Quartz is pretty fun to make moving, interactive graphics. As seen elsewhere on this website, I’ve done a number of art projects and tutorials focusing, in particular, on audio visualizations that take their primary input from a webcam.  You can download some of my compositions for free below. A couple of hints / tips follow the listing at the bottom. (Click on Composition Titles to Download.)

Audio / Music Visualization based on Webcam Source

  1. Three Panel Hacker Dream splits the screen into three distinct sections that respond, left to right, to low, medium, high frequencies of sound/music.  They are a multi-level combination of R,G,B color schemes, enhanced video,  and ASCII-art video on top of each other. Good for a wide range of music.
  2. Sequential ScatterGrid is a 20×20 grid of boxes that react to the volume peak and sound/music frequencies in sequence (from top left to bottom right).  Designed particularly for high energy music, this composition is incredibly hyptonic. You’ll get lost in it.
  3. Ghostly Recursion is the most elegant and “pretty” of the visualizations. It definitely needs full-spectrum frequency representation, but it can be very responsive and looks gorgeous.

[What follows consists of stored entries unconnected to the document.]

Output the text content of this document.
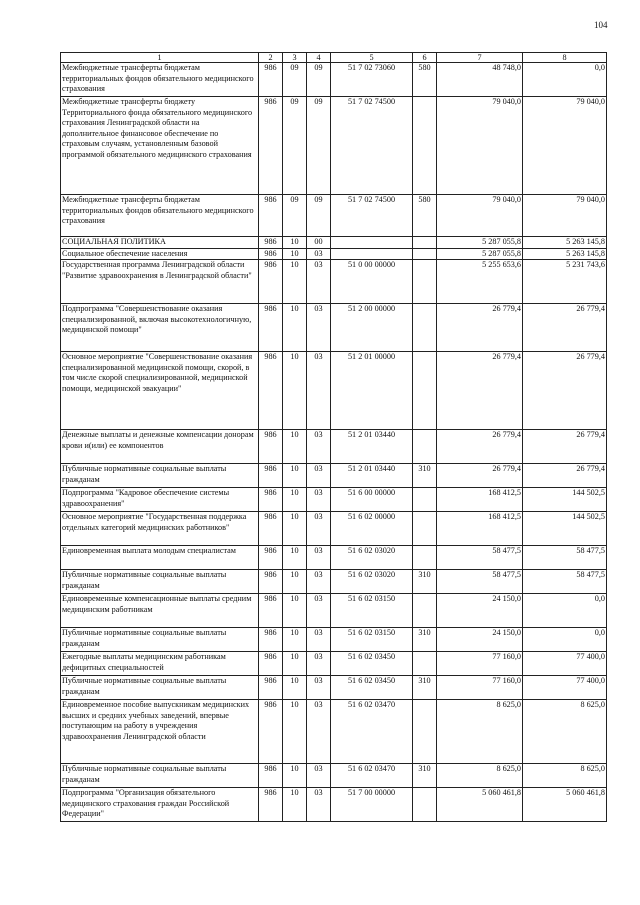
104
1	2	3	4	5	6	7	8
Межбюджетные трансферты бюджетам территориальных фондов обязательного медицинского страхования	986	09	09	51 7 02 73060	580	48 748,0	0,0
Межбюджетные трансферты бюджету Территориального фонда обязательного медицинского страхования Ленинградской области на дополнительное финансовое обеспечение по страховым случаям, установленным базовой программой обязательного медицинского страхования	986	09	09	51 7 02 74500		79 040,0	79 040,0
Межбюджетные трансферты бюджетам территориальных фондов обязательного медицинского страхования	986	09	09	51 7 02 74500	580	79 040,0	79 040,0
СОЦИАЛЬНАЯ ПОЛИТИКА	986	10	00			5 287 055,8	5 263 145,8
Социальное обеспечение населения	986	10	03			5 287 055,8	5 263 145,8
Государственная программа Ленинградской области "Развитие здравоохранения в Ленинградской области"	986	10	03	51 0 00 00000		5 255 653,6	5 231 743,6
Подпрограмма "Совершенствование оказания специализированной, включая высокотехнологичную, медицинской помощи"	986	10	03	51 2 00 00000		26 779,4	26 779,4
Основное мероприятие "Совершенствование оказания специализированной медицинской помощи, скорой, в том числе скорой специализированной, медицинской помощи, медицинской эвакуации"	986	10	03	51 2 01 00000		26 779,4	26 779,4
Денежные выплаты и денежные компенсации донорам крови и(или) ее компонентов	986	10	03	51 2 01 03440		26 779,4	26 779,4
Публичные нормативные социальные выплаты гражданам	986	10	03	51 2 01 03440	310	26 779,4	26 779,4
Подпрограмма "Кадровое обеспечение системы здравоохранения"	986	10	03	51 6 00 00000		168 412,5	144 502,5
Основное мероприятие "Государственная поддержка отдельных категорий медицинских работников"	986	10	03	51 6 02 00000		168 412,5	144 502,5
Единовременная выплата молодым специалистам	986	10	03	51 6 02 03020		58 477,5	58 477,5
Публичные нормативные социальные выплаты гражданам	986	10	03	51 6 02 03020	310	58 477,5	58 477,5
Единовременные компенсационные выплаты средним медицинским работникам	986	10	03	51 6 02 03150		24 150,0	0,0
Публичные нормативные социальные выплаты гражданам	986	10	03	51 6 02 03150	310	24 150,0	0,0
Ежегодные выплаты медицинским работникам дефицитных специальностей	986	10	03	51 6 02 03450		77 160,0	77 400,0
Публичные нормативные социальные выплаты гражданам	986	10	03	51 6 02 03450	310	77 160,0	77 400,0
Единовременное пособие выпускникам медицинских высших и средних учебных заведений, впервые поступающим на работу в учреждения здравоохранения Ленинградской области	986	10	03	51 6 02 03470		8 625,0	8 625,0
Публичные нормативные социальные выплаты гражданам	986	10	03	51 6 02 03470	310	8 625,0	8 625,0
Подпрограмма "Организация обязательного медицинского страхования граждан Российской Федерации"	986	10	03	51 7 00 00000		5 060 461,8	5 060 461,8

Probably the best of these visualizations for slower songs, too.
  4. WAVIQ is the first of these types of visualizers I put together – it was also my first Quartz Composer experiment. It was displayed by a projector at Artomatic as part of a larger installation at Artomatic here in DC for five weeks.  This is the same composition as has been downloadable on this website for some time.

Quartz Composer Custom Utility Patches

  1. A Mac OS X Distributed Objects server for the Neurosky brain wave reading Mindset and a Quartz Composer plug-in client for the server.
  2. Timer Patch composition contains a timing patch that, by default returns “false”, but will wait for a certain amount of time and return “true”. You can specify how long the “false” time is and how long the “true” time is. You can also specify how long after you start your composition the patch waits before beginning its loop.
  3. Movement Detector Patch composition contains a patch that detects movement in a video stream (webcam). It does  does by splitting the stream into a grid of 25 sections. For each section, it averages the RGB color values then averages the color change for each section. If there is a lot of movement, a lot of the areas should high values of color change, and the patch will return TRUE. You can set the minimum amount of change needed for the patch to return TRUE. It also has an output for the amount of change if you want more of a scale than YES/NO.

Hints

  • To use the Custom Utility patches, just open the composition and copy/paste the macro patch into your own composition. I didnt do anything special to package the patches. I might do that in the future.
  • For the audio stuff, some of the compositions may be set to “Line-In” for source, others “Built in Mic”.  You can change that by diving into the composition and finding the “Audio Input” patch. Remember that that might be buried in a series of other macro patches, so you might have to click through a couple of layers to find it.  Once you find it, highlight it and click the patch inspector. Under settings, you should be able to choose the Audio source you prefer. Also, your OS’s input volume settings (sensitivity) will affect these compositions – so go into “Sound” in OS X’s System Preferences and fiddle with that if you think it will help.